Student Theses - Details

Own Voice Estimation for Hearables using Sensor Fusion and Speech Enhancement Techniques

Supervisor:  Christoph Weyer, Johannes Fabry

Area: Sensor Fusion, Speech Enhancement

Tools: Matlab, Python, Estimation Theory, Signal Processing, Adaptive Filters

Categories: Bachelor Thesis, Master Thesis

Status: Open


In recent years, wireless bluetooth earbuds finally arrived at market for consumer electronics. These so called hearables have the potential to improve the hearing and listening experience of the wearer. The possibilities include selective listening, augmented reality, active noise cancellation and many more. However, these features require a multitude of different algorithms to be employed in real time in a computation and power constrained environment, thus posing challenging signal processing problems.

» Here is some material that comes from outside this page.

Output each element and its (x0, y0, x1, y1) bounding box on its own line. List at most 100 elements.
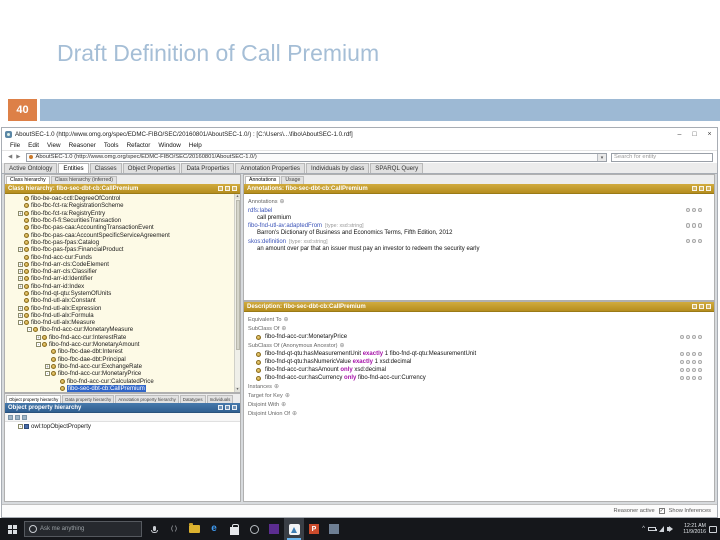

For multiple applications of hearables, a reliable estimate of the user's own voice is of great importance. This includes improved sound quality during phone calls, better speech recognition, but also a more natural perception of one's own voice while using the hearable, utilizing active occlusion cancellation.

To achieve good own voice estimation, multiple signals from the hearable can be used. To combine these signals of, possibly, different modalities, is a problem from the area of sensor fusion, which lies at the intersection of signal processing and estimation theory.

In this thesis, the problem shall be tackled using classical signal processing methods. Possible approaches include model based sensor fusion utilizing a Kalman or particle filter, or other adaptive filtering methods mainly known from the field of speech enhancement. Also, beamforming techniques could be applied.

As part of this thesis, different approaches shall be researched and analyzed for their suitability to solve the own voice estimation problem. One or multiple promising approaches shall be implemented. Thereafter, their performance shall be systematically evaluated based on real world example signals. The analysis should reflect the importance of computational constraints of the hearable platform.